13.2 The statutes of limitations according to Section 13.1 also apply – whatever the legal reason – for all damage claims against ESTA related to a defect.  As far as this correlation does not exist the statute of limitations is one year.

13.3 Otherwise Sections 12.4 a), b) and d), 12.5 through 12.8 apply accordingly.

14. Software Use

As far as the scope of delivery or services includes software the contract partner is given a non-exclusive right to use the software and its documentations.  The use is limited to the object for which it is intended.  Any use of the software on more than one system is prohibited.  The contract partner may copy, rework, translate or convert the software from the object code into the source code as permitted by law.  The contract partner is obligated not to remove manufacturer data – especially copyright notices – or to change them without the prior express written approval of ESTA.  ESTA or the software supplier retains all other rights concerning the software and documentations including the copies.  The issuing of sublicenses is not permitted.
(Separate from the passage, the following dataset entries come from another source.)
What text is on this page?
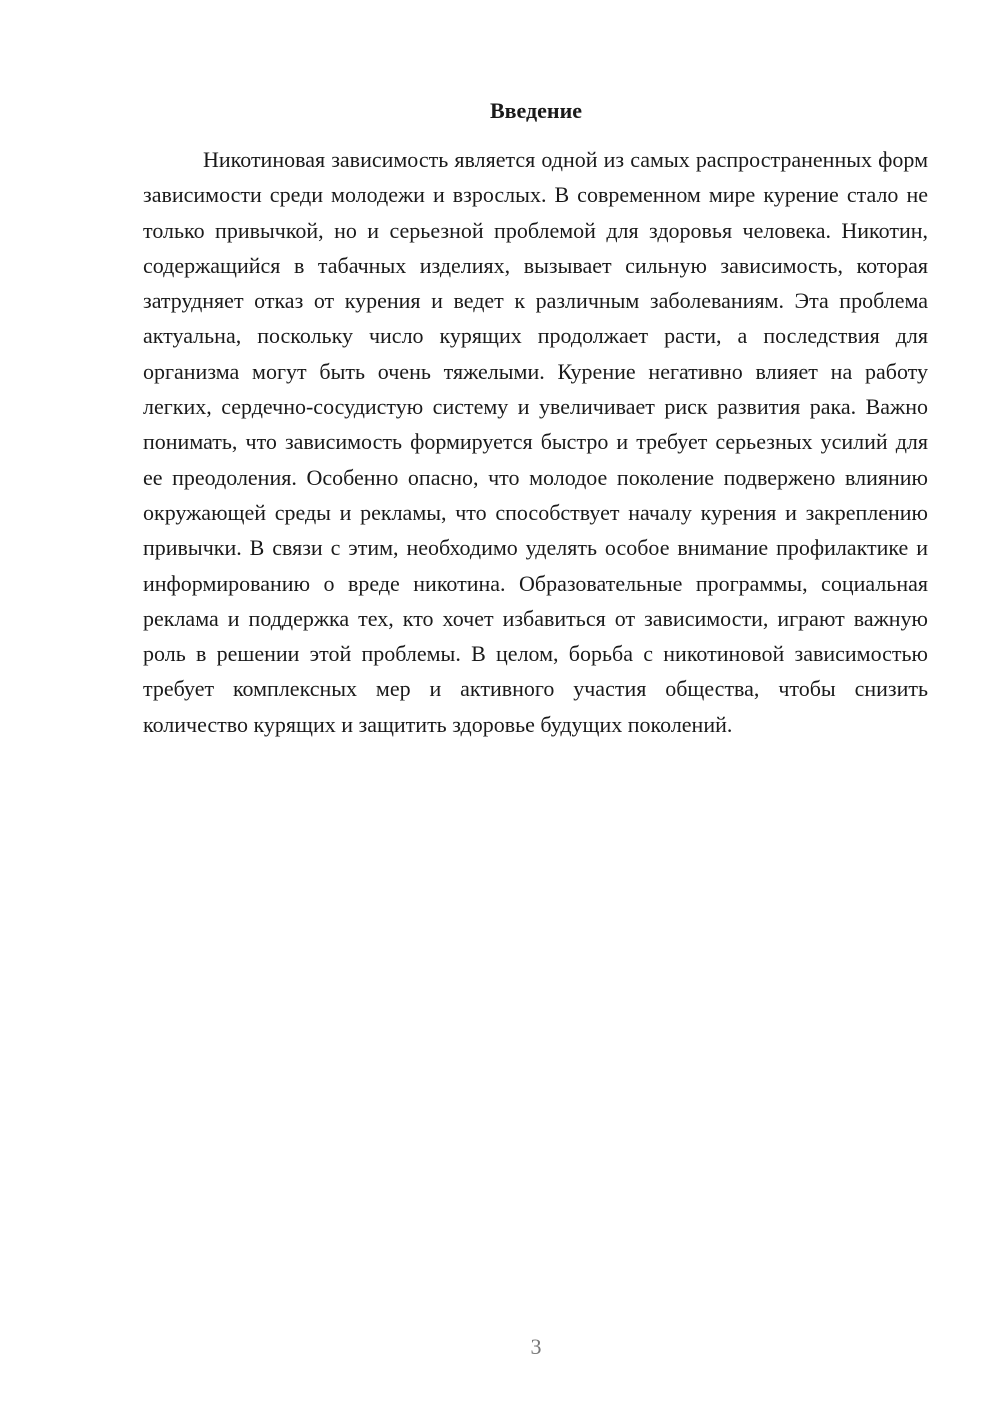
Введение

Никотиновая зависимость является одной из самых распространенных форм зависимости среди молодежи и взрослых. В современном мире курение стало не только привычкой, но и серьезной проблемой для здоровья человека. Никотин, содержащийся в табачных изделиях, вызывает сильную зависимость, которая затрудняет отказ от курения и ведет к различным заболеваниям. Эта проблема актуальна, поскольку число курящих продолжает расти, а последствия для организма могут быть очень тяжелыми. Курение негативно влияет на работу легких, сердечно-сосудистую систему и увеличивает риск развития рака. Важно понимать, что зависимость формируется быстро и требует серьезных усилий для ее преодоления. Особенно опасно, что молодое поколение подвержено влиянию окружающей среды и рекламы, что способствует началу курения и закреплению привычки. В связи с этим, необходимо уделять особое внимание профилактике и информированию о вреде никотина. Образовательные программы, социальная реклама и поддержка тех, кто хочет избавиться от зависимости, играют важную роль в решении этой проблемы. В целом, борьба с никотиновой зависимостью требует комплексных мер и активного участия общества, чтобы снизить количество курящих и защитить здоровье будущих поколений.

3
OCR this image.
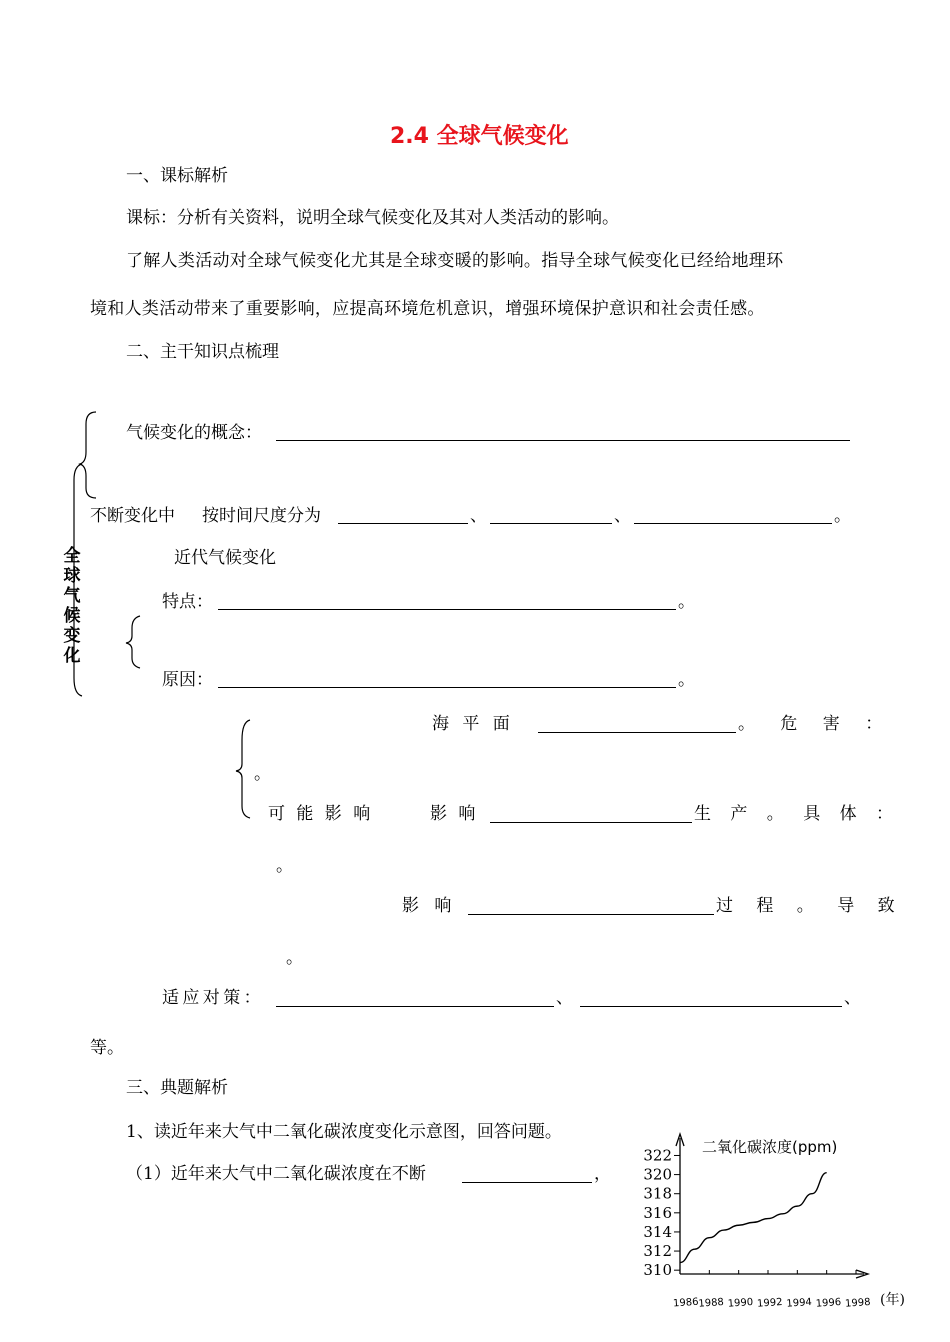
2.4 全球气候变化
一、课标解析
课标：分析有关资料，说明全球气候变化及其对人类活动的影响。
了解人类活动对全球气候变化尤其是全球变暖的影响。指导全球气候变化已经给地理环
境和人类活动带来了重要影响，应提高环境危机意识，增强环境保护意识和社会责任感。
二、主干知识点梳理
全
球
气
候
变
化
气候变化的概念：
不断变化中 按时间尺度分为	、	、	。
近代气候变化
特点：	。
原因：	。
海 平 面	。 危 害 ：
。
可 能 影 响	影 响	生 产 。 具 体 ：
。
影 响	过 程 。 导 致
。
适 应 对 策 ：	、	、
等。
三、典题解析
1、读近年来大气中二氧化碳浓度变化示意图，回答问题。
（1）近年来大气中二氧化碳浓度在不断	，
310
312
314
316
318
320
322
1986 1988 1990 1992 1994 1996 1998
二氧化碳浓度(ppm)
(年)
15. Place of Jurisdiction and Place of Performance

15.1 Place of performance for our contractual obligations is Senden, Germany.
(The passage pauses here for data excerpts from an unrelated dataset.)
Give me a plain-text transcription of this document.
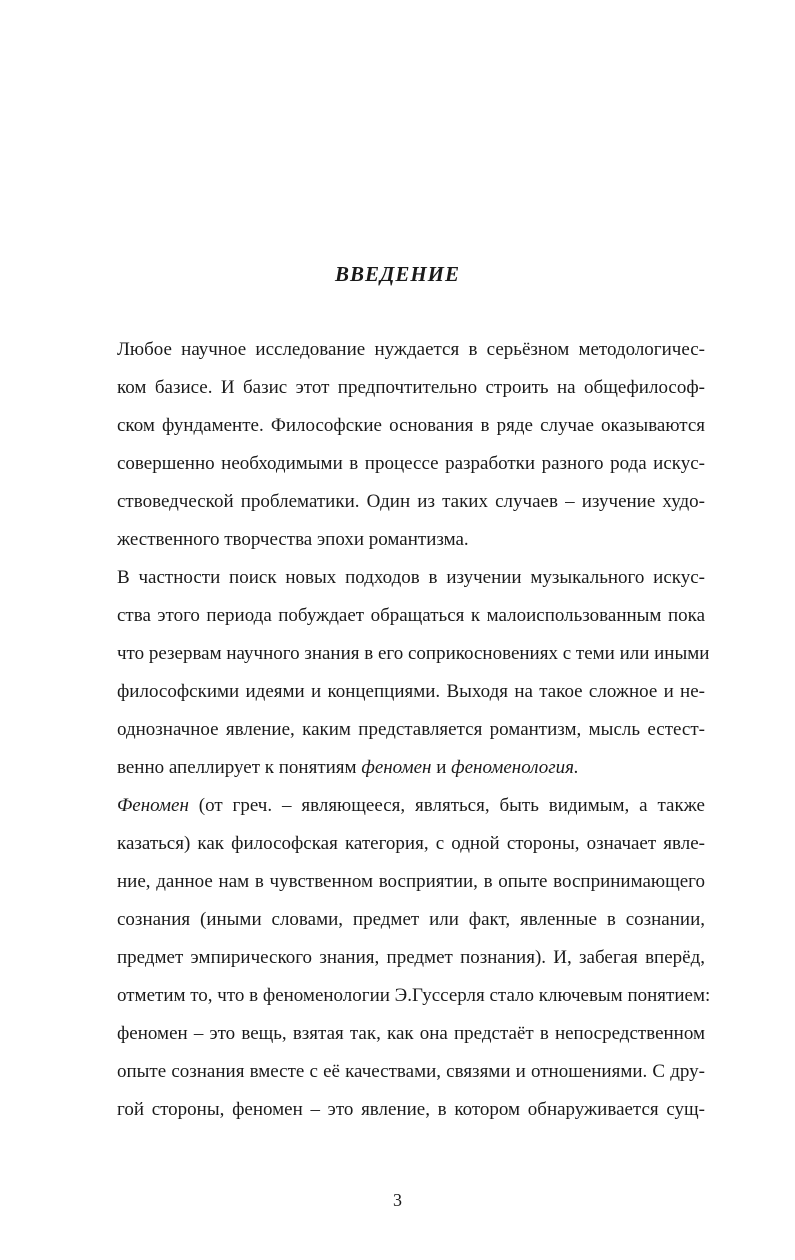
ВВЕДЕНИЕ
Любое научное исследование нуждается в серьёзном методологичес-
ком базисе. И базис этот предпочтительно строить на общефилософ-
ском фундаменте. Философские основания в ряде случае оказываются
совершенно необходимыми в процессе разработки разного рода искус-
ствоведческой проблематики. Один из таких случаев – изучение худо-
жественного творчества эпохи романтизма.
В частности поиск новых подходов в изучении музыкального искус-
ства этого периода побуждает обращаться к малоиспользованным пока
что резервам научного знания в его соприкосновениях с теми или иными
философскими идеями и концепциями. Выходя на такое сложное и не-
однозначное явление, каким представляется романтизм, мысль естест-
венно апеллирует к понятиям феномен и феноменология.
Феномен (от греч. – являющееся, являться, быть видимым, а также
казаться) как философская категория, с одной стороны, означает явле-
ние, данное нам в чувственном восприятии, в опыте воспринимающего
сознания (иными словами, предмет или факт, явленные в сознании,
предмет эмпирического знания, предмет познания). И, забегая вперёд,
отметим то, что в феноменологии Э.Гуссерля стало ключевым понятием:
феномен – это вещь, взятая так, как она предстаёт в непосредственном
опыте сознания вместе с её качествами, связями и отношениями. С дру-
гой стороны, феномен – это явление, в котором обнаруживается сущ-
3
15.2 For all claims resulting from business connections with entrepreneurs as defined in § 14 Civil Code including promissory notes, cheque and bill of exchange law suits the place of performance is Ulm, Germany.

16. Applicability of the General Terms and Conditions and Severability Clause

16.1 If one of the clauses of these General Terms and Conditions or a contract made with ESTA should be invalid the validity of all other clauses remains unaffected.

16.2 Revisions and amendments of the contract are made in writing by the company management or a specially authorized representative of ESTA.  Verbal collateral agreements and subsequent changes to the contract by other persons are only legally binding if they have been confirmed in writing by the management of company ESTA. The exemption from the requirement of the written form itself must be performed in writing.